NASHVILLE-Early discussions of how the corporate CU market will evolve are initially focusing on the future of payments, with some forecasting regional corporates combining to offer such services, or new CUSOs being formed to take on the task.

That's according to the leaders of four corporate credit unions who spoke with Credit Union Journal about what lies ahead as options for credit unions seeking answers as a result of the failure of U.S. Central, WesCorp, Southwest Corporate, Members United and Constitution, and the new corporate regulations that have been put in place by NCUA. While there is no clear solution, the consensus is that the remedy will come from within the credit union system, with little or assistance from vendors or banks.

There may also be aggressive plays from strong corporates to pick up pieces left behind by the demise of U.S. Central, WesCorp, Southwest Corporate FCU, Members United Corporate FCU, and Constitution Corporate FCU. But those who spoke with Credit Union Journal do not expect any of that to begin soon, and certainly not ahead of corporates securing permanent membership capital and retooling their operations to improve efficiencies.

"The options are wide open now," said Rick Veach, president of Volunteer Corporate CU. "It's hard to say what will happen. There is a lot of talk going on with a lot of different parties."

Veach believes something "interesting" will come from the operations of the failed corporates simply because they control large volumes of payments. "If those can be put together, maybe not all together but combined with other corporates, a very efficient system could be assembled."

Sources agreed that vendors, such as data processors, cannot offer the scale needed to deliver the most cost-effective solutions. "The best answers lie with what is left of the corporates, because we have a tremendous amount of expertise among all of us, and we offer the greatest potential to help credit unions keep costs low," concluded Veach.

In Birmingham, Ala., Corporate America President Thomas Bonds does not rule out the possibility that members of the conserved corporates may form a new corporate credit union. "They will have to recapitalize and there will be hurdles to jump through.

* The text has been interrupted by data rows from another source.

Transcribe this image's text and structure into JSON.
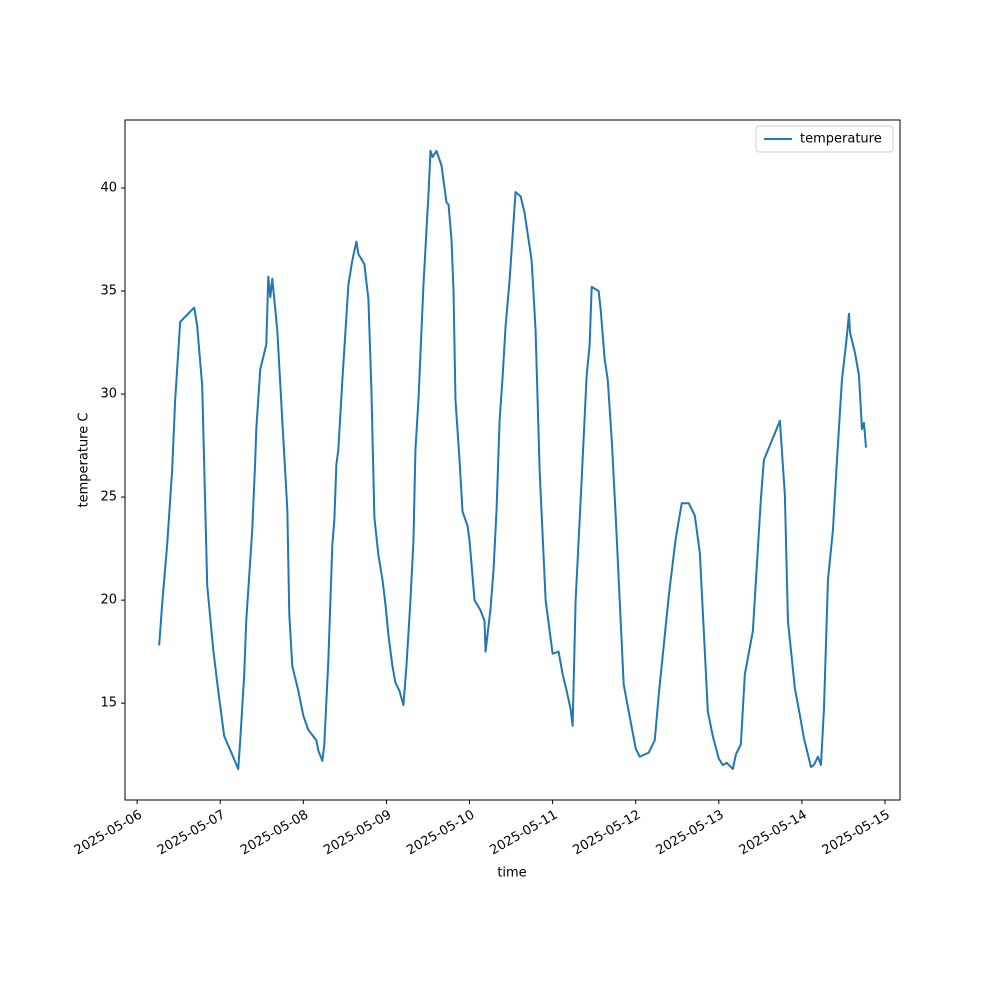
{
  "chart_data": {
    "type": "line",
    "xlabel": "time",
    "ylabel": "temperature C",
    "legend": "upper right",
    "xlim": [
      "2025-05-05T20:30",
      "2025-05-15T04:20"
    ],
    "xticks": [
      "2025-05-06",
      "2025-05-07",
      "2025-05-08",
      "2025-05-09",
      "2025-05-10",
      "2025-05-11",
      "2025-05-12",
      "2025-05-13",
      "2025-05-14",
      "2025-05-15"
    ],
    "ylim": [
      10.3,
      43.3
    ],
    "yticks": [
      15,
      20,
      25,
      30,
      35,
      40
    ],
    "grid": false,
    "x": [
      "2025-05-06T06:22",
      "2025-05-06T07:14",
      "2025-05-06T08:41",
      "2025-05-06T10:07",
      "2025-05-06T10:59",
      "2025-05-06T12:26",
      "2025-05-06T16:29",
      "2025-05-06T17:21",
      "2025-05-06T18:48",
      "2025-05-06T20:15",
      "2025-05-06T21:59",
      "2025-05-06T23:25",
      "2025-05-07T01:09",
      "2025-05-07T03:28",
      "2025-05-07T05:12",
      "2025-05-07T05:47",
      "2025-05-07T06:56",
      "2025-05-07T07:31",
      "2025-05-07T09:15",
      "2025-05-07T10:07",
      "2025-05-07T10:25",
      "2025-05-07T11:34",
      "2025-05-07T13:18",
      "2025-05-07T13:53",
      "2025-05-07T14:28",
      "2025-05-07T15:02",
      "2025-05-07T16:29",
      "2025-05-07T17:56",
      "2025-05-07T19:23",
      "2025-05-07T19:57",
      "2025-05-07T20:49",
      "2025-05-07T22:33",
      "2025-05-08T00:00",
      "2025-05-08T01:27",
      "2025-05-08T03:46",
      "2025-05-08T04:20",
      "2025-05-08T05:30",
      "2025-05-08T06:04",
      "2025-05-08T07:14",
      "2025-05-08T08:23",
      "2025-05-08T08:58",
      "2025-05-08T09:33",
      "2025-05-08T10:07",
      "2025-05-08T11:17",
      "2025-05-08T13:01",
      "2025-05-08T14:10",
      "2025-05-08T15:20",
      "2025-05-08T15:54",
      "2025-05-08T17:38",
      "2025-05-08T18:48",
      "2025-05-08T19:40",
      "2025-05-08T20:32",
      "2025-05-08T21:41",
      "2025-05-08T22:51",
      "2025-05-08T23:43",
      "2025-05-09T00:35",
      "2025-05-09T01:44",
      "2025-05-09T02:36",
      "2025-05-09T03:46",
      "2025-05-09T04:55",
      "2025-05-09T05:47",
      "2025-05-09T06:57",
      "2025-05-09T07:49",
      "2025-05-09T08:23",
      "2025-05-09T09:15",
      "2025-05-09T10:42",
      "2025-05-09T12:09",
      "2025-05-09T12:44",
      "2025-05-09T13:18",
      "2025-05-09T14:28",
      "2025-05-09T15:54",
      "2025-05-09T17:21",
      "2025-05-09T17:56",
      "2025-05-09T18:48",
      "2025-05-09T19:23",
      "2025-05-09T19:57",
      "2025-05-09T21:07",
      "2025-05-09T21:59",
      "2025-05-09T23:26",
      "2025-05-10T00:00",
      "2025-05-10T01:27",
      "2025-05-10T03:11",
      "2025-05-10T04:20",
      "2025-05-10T04:38",
      "2025-05-10T06:05",
      "2025-05-10T06:57",
      "2025-05-10T07:49",
      "2025-05-10T08:41",
      "2025-05-10T09:33",
      "2025-05-10T10:25",
      "2025-05-10T11:34",
      "2025-05-10T13:18",
      "2025-05-10T14:45",
      "2025-05-10T15:54",
      "2025-05-10T17:56",
      "2025-05-10T19:05",
      "2025-05-10T20:15",
      "2025-05-10T21:59",
      "2025-05-11T00:00",
      "2025-05-11T01:44",
      "2025-05-11T02:54",
      "2025-05-11T04:03",
      "2025-05-11T05:13",
      "2025-05-11T05:47",
      "2025-05-11T06:39",
      "2025-05-11T08:23",
      "2025-05-11T09:50",
      "2025-05-11T10:42",
      "2025-05-11T11:17",
      "2025-05-11T13:18",
      "2025-05-11T13:53",
      "2025-05-11T15:02",
      "2025-05-11T15:55",
      "2025-05-11T17:04",
      "2025-05-11T18:13",
      "2025-05-11T20:32",
      "2025-05-11T21:59",
      "2025-05-12T00:00",
      "2025-05-12T01:10",
      "2025-05-12T03:46",
      "2025-05-12T05:30",
      "2025-05-12T06:39",
      "2025-05-12T09:33",
      "2025-05-12T11:34",
      "2025-05-12T13:18",
      "2025-05-12T15:20",
      "2025-05-12T17:04",
      "2025-05-12T18:31",
      "2025-05-12T19:40",
      "2025-05-12T20:50",
      "2025-05-12T22:16",
      "2025-05-13T00:00",
      "2025-05-13T01:10",
      "2025-05-13T02:19",
      "2025-05-13T04:03",
      "2025-05-13T04:55",
      "2025-05-13T06:22",
      "2025-05-13T07:31",
      "2025-05-13T08:24",
      "2025-05-13T09:50",
      "2025-05-13T12:09",
      "2025-05-13T13:01",
      "2025-05-13T17:39",
      "2025-05-13T19:05",
      "2025-05-13T19:58",
      "2025-05-13T21:59",
      "2025-05-13T23:26",
      "2025-05-14T00:35",
      "2025-05-14T01:45",
      "2025-05-14T02:37",
      "2025-05-14T03:29",
      "2025-05-14T04:38",
      "2025-05-14T05:30",
      "2025-05-14T06:22",
      "2025-05-14T07:32",
      "2025-05-14T08:58",
      "2025-05-14T10:08",
      "2025-05-14T11:34",
      "2025-05-14T12:44",
      "2025-05-14T13:36",
      "2025-05-14T13:53",
      "2025-05-14T15:20",
      "2025-05-14T16:29",
      "2025-05-14T17:21",
      "2025-05-14T17:56",
      "2025-05-14T18:31"
    ],
    "series": [
      {
        "name": "temperature",
        "color": "#1f77b4",
        "values": [
          17.8,
          19.8,
          22.7,
          26.3,
          29.7,
          33.5,
          34.2,
          33.3,
          30.4,
          20.7,
          17.6,
          15.6,
          13.4,
          12.5,
          11.8,
          13.2,
          16.4,
          19.0,
          23.4,
          26.8,
          28.3,
          31.2,
          32.4,
          35.7,
          34.7,
          35.6,
          33.1,
          28.7,
          24.4,
          19.3,
          16.8,
          15.6,
          14.4,
          13.7,
          13.2,
          12.7,
          12.2,
          13.0,
          17.1,
          22.7,
          23.9,
          26.6,
          27.3,
          30.7,
          35.3,
          36.5,
          37.4,
          36.8,
          36.3,
          34.6,
          30.2,
          24.0,
          22.2,
          21.0,
          19.8,
          18.3,
          16.8,
          16.0,
          15.6,
          14.9,
          16.8,
          20.0,
          22.9,
          27.3,
          29.7,
          35.3,
          39.7,
          41.8,
          41.5,
          41.8,
          41.1,
          39.3,
          39.2,
          37.5,
          35.0,
          29.7,
          26.8,
          24.3,
          23.6,
          22.9,
          20.0,
          19.5,
          19.0,
          17.5,
          19.6,
          21.5,
          24.4,
          28.7,
          30.8,
          33.3,
          35.5,
          39.8,
          39.6,
          38.8,
          36.5,
          33.1,
          26.3,
          20.0,
          17.4,
          17.5,
          16.4,
          15.6,
          14.7,
          13.9,
          20.0,
          25.8,
          30.9,
          32.4,
          35.2,
          35.0,
          34.1,
          31.7,
          30.7,
          27.8,
          24.1,
          15.9,
          14.6,
          12.8,
          12.4,
          12.6,
          13.2,
          15.4,
          20.2,
          23.0,
          24.7,
          24.7,
          24.1,
          22.3,
          18.5,
          14.6,
          13.4,
          12.3,
          12.0,
          12.1,
          11.8,
          12.5,
          13.0,
          16.4,
          17.2,
          18.5,
          24.9,
          26.8,
          28.7,
          25.1,
          19.0,
          15.7,
          14.4,
          13.3,
          12.5,
          11.9,
          12.0,
          12.4,
          12.0,
          14.7,
          21.0,
          23.4,
          26.8,
          30.7,
          32.4,
          33.9,
          33.0,
          32.0,
          30.9,
          28.3,
          28.6,
          27.4
        ]
      }
    ]
  }
}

But that is where some folks are leaning right now."

Bonds said CUSOs formed as the result of collaboration between natural-person CUs and corporate credit unions could emerge. "You can go the CUSO route, but the CUSO must have access to the Federal Reserve system through some type of financial institution."

In Tallahassee, Fla., Southeast Corporate FCU President Brad Miller sees payment services CUSOs as a strong likelihood. "My hope is that collectively, as a corporate system, we can deliver a payment CUSO that keeps volume aggregated and the continuity of services within the credit union system."

To get there, surviving corporates must follow the letter of the new corporate rule and gain efficiencies. According to Miller, that means consolidating some back-office functions. "We have to run more efficient shops and find areas where we can streamline operations to provide greater value to natural-person credit unions. That is the best solution, in my opinion-a little easier said than done. But hopefully we are evolving toward that."

Lee Butke, CEO of Corporate One FCU, Columbus, Ohio, believes strongly that corporates-using their own balance sheet-can become reliable and effective liquidity providers, especially when interest rates eventually rise and spreads narrow. "For example, Corporate One is not using U.S. Central. Our balance sheet now hovers at $3 billion. We have lines of credit that are established and tested quarterly, and total over $1 billion. We have that ready and waiting for the credit union movement. That is a critical need that together, as a network, we need to formally address."